4. Limitations & Caveats

  • Timestamp Granularity: As entries are batched (hourly), the timestamp reflects when data was inserted, not the exact moment of each event.

  • Partial Coverage: Not all “execution” events are captured. SRUM is not a full process logger; it's more about resource usage.

  • Data Retention: SRUM data is stored only for a limited period (e.g., ~30–60 days) depending on Windows configuration.

  • Database Corruption: The ESE database (SRUDB.dat) may get corrupted; for forensic work, you might need to repair / recover it.

  • Interpretation Required: High network usage in SRUM doesn’t always mean exfiltration — it could be legitimate application traffic. Must correlate with other evidence.


5. Tools & Techniques to Analyze SRUM

  • SRUM-DUMP by Mark Baggett: A forensic tool to parse SRUDB.dat and export to Excel / CSV.

  • Velociraptor: Has an artifact Windows.Forensics.SRUM to parse and report SRUM data.

  • libesedb / ESE tools: Since SRUM uses ESE database, forensic analysts can use ESE parsers / libraries.


6. Investigation Workflow (Forensics / IR)

  1. Collection

    • Acquire the SRUDB.dat file from C:\Windows\System32\sru\SRUDB.dat on a forensic image or live system.

    • (Optional) Also collect the SOFTWARE registry hive to help map interface LUIDs or other contextual data.

  2. Parsing / Repair

    • If the ESE DB is in a “dirty” state, use tools / ESE utilities to repair it (e.g., esentutl).

    • Run SRUM-DUMP or Velociraptor to extract relevant tables (app usage, network usage, connectivity, timeline).

  3. Analysis

    • Application Usage: Identify which apps ran, how long, how much CPU they used (foreground / background), and which user.

    • Network Usage: For each process, examine the bytes sent/received, and correlate with network interfaces / SIDs.

    • Connectivity: Look for which apps connected to networks, whether those connections coincide with suspicious data transfer.

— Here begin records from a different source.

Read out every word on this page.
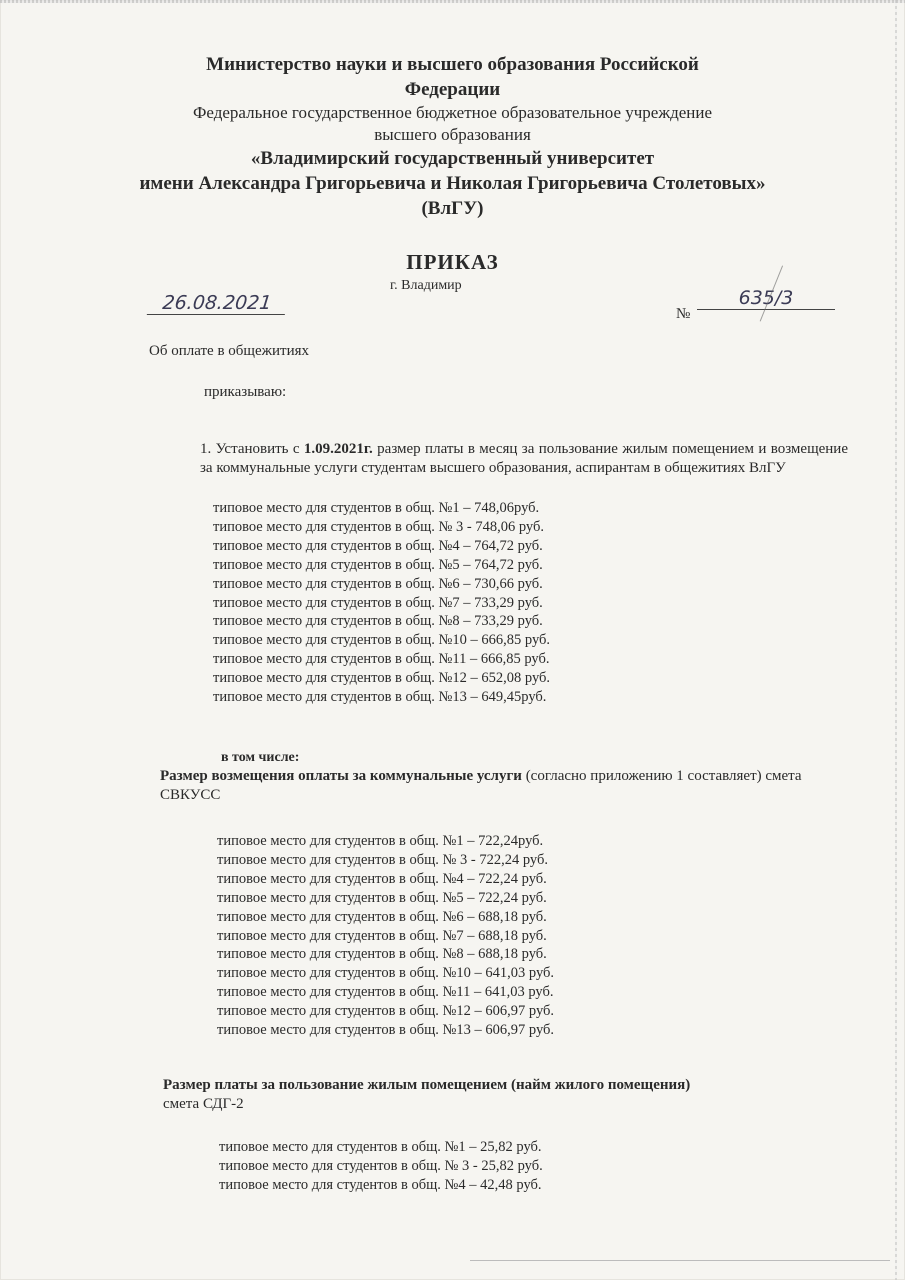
Министерство науки и высшего образования Российской
Федерации
Федеральное государственное бюджетное образовательное учреждение
высшего образования
«Владимирский государственный университет
имени Александра Григорьевича и Николая Григорьевича Столетовых»
(ВлГУ)
ПРИКАЗ
г. Владимир
26.08.2021	№
635/3
Об оплате в общежитиях
приказываю:
1. Установить с 1.09.2021г. размер платы в месяц за пользование жилым помещением и возмещение за коммунальные услуги студентам высшего образования, аспирантам в общежитиях ВлГУ
типовое место для студентов в общ. №1 – 748,06руб.
типовое место для студентов в общ. № 3 - 748,06 руб.
типовое место для студентов в общ. №4 – 764,72 руб.
типовое место для студентов в общ. №5 – 764,72 руб.
типовое место для студентов в общ. №6 – 730,66 руб.
типовое место для студентов в общ. №7 – 733,29 руб.
типовое место для студентов в общ. №8 – 733,29 руб.
типовое место для студентов в общ. №10 – 666,85 руб.
типовое место для студентов в общ. №11 – 666,85 руб.
типовое место для студентов в общ. №12 – 652,08 руб.
типовое место для студентов в общ. №13 – 649,45руб.
в том числе:
Размер возмещения оплаты за коммунальные услуги (согласно приложению 1 составляет) смета СВКУСС
типовое место для студентов в общ. №1 – 722,24руб.
типовое место для студентов в общ. № 3 - 722,24 руб.
типовое место для студентов в общ. №4 – 722,24 руб.
типовое место для студентов в общ. №5 – 722,24 руб.
типовое место для студентов в общ. №6 – 688,18 руб.
типовое место для студентов в общ. №7 – 688,18 руб.
типовое место для студентов в общ. №8 – 688,18 руб.
типовое место для студентов в общ. №10 – 641,03 руб.
типовое место для студентов в общ. №11 – 641,03 руб.
типовое место для студентов в общ. №12 – 606,97 руб.
типовое место для студентов в общ. №13 – 606,97 руб.
Размер платы за пользование жилым помещением (найм жилого помещения)
смета СДГ-2
типовое место для студентов в общ. №1 – 25,82 руб.
типовое место для студентов в общ. № 3 - 25,82 руб.
типовое место для студентов в общ. №4 – 42,48 руб.
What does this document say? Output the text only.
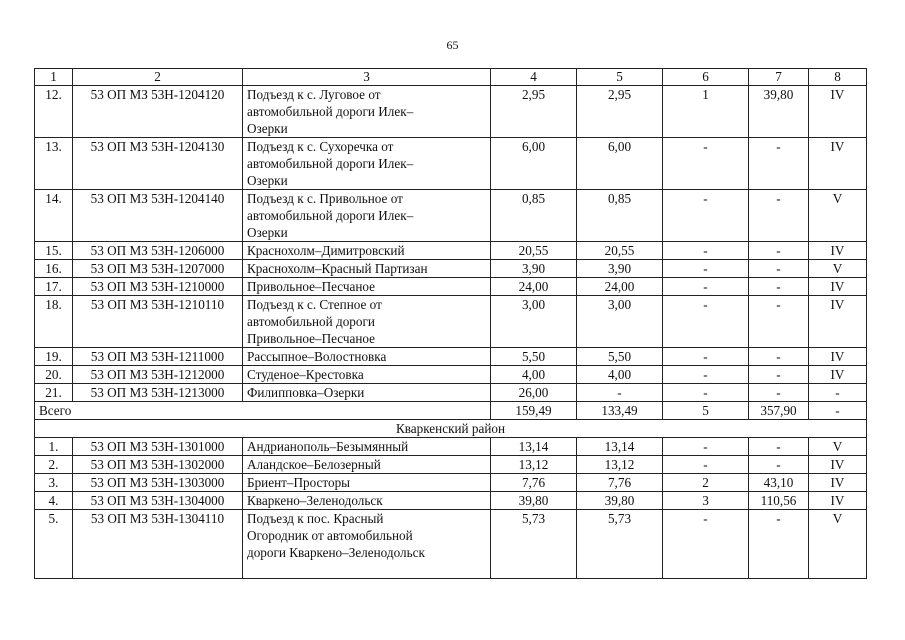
65
1	2	3	4	5	6	7	8
12.	53 ОП МЗ 53Н-1204120	Подъезд к с. Луговое от
автомобильной дороги Илек–
Озерки	2,95	2,95	1	39,80	IV
13.	53 ОП МЗ 53Н-1204130	Подъезд к с. Сухоречка от
автомобильной дороги Илек–
Озерки	6,00	6,00	-	-	IV
14.	53 ОП МЗ 53Н-1204140	Подъезд к с. Привольное от
автомобильной дороги Илек–
Озерки	0,85	0,85	-	-	V
15.	53 ОП МЗ 53Н-1206000	Краснохолм–Димитровский	20,55	20,55	-	-	IV
16.	53 ОП МЗ 53Н-1207000	Краснохолм–Красный Партизан	3,90	3,90	-	-	V
17.	53 ОП МЗ 53Н-1210000	Привольное–Песчаное	24,00	24,00	-	-	IV
18.	53 ОП МЗ 53Н-1210110	Подъезд к с. Степное от
автомобильной дороги
Привольное–Песчаное	3,00	3,00	-	-	IV
19.	53 ОП МЗ 53Н-1211000	Рассыпное–Волостновка	5,50	5,50	-	-	IV
20.	53 ОП МЗ 53Н-1212000	Студеное–Крестовка	4,00	4,00	-	-	IV
21.	53 ОП МЗ 53Н-1213000	Филипповка–Озерки	26,00	-	-	-	-
Всего			159,49	133,49	5	357,90	-
Кваркенский район							
1.	53 ОП МЗ 53Н-1301000	Андрианополь–Безымянный	13,14	13,14	-	-	V
2.	53 ОП МЗ 53Н-1302000	Аландское–Белозерный	13,12	13,12	-	-	IV
3.	53 ОП МЗ 53Н-1303000	Бриент–Просторы	7,76	7,76	2	43,10	IV
4.	53 ОП МЗ 53Н-1304000	Кваркено–Зеленодольск	39,80	39,80	3	110,56	IV
5.	53 ОП МЗ 53Н-1304110	Подъезд к пос. Красный
Огородник от автомобильной
дороги Кваркено–Зеленодольск	5,73	5,73	-	-	V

    • Timeline Reconstruction: Use insertion timestamps to build a rough timeline of resource usage.

  4. Correlation

    • Combine SRUM data with other forensic artifacts:

      • Prefetch / Shimcache / AmCache — to triangulate execution.

      • Network logs (if available) — to confirm exfiltration or communication.

      • User behavior logs / timeline — to understand who was doing what.

  5. Reporting

    • Document: app names / paths, user SIDs, bytes sent/received, times.

    • Highlight “red flags”: apps with unusual network usage, data transfers in suspicious hours, new / unknown processes.

    • Provide a narrative: e.g., “from 14:00 to 15:00 process X was active and sent Y bytes — consistent with possible exfiltration.”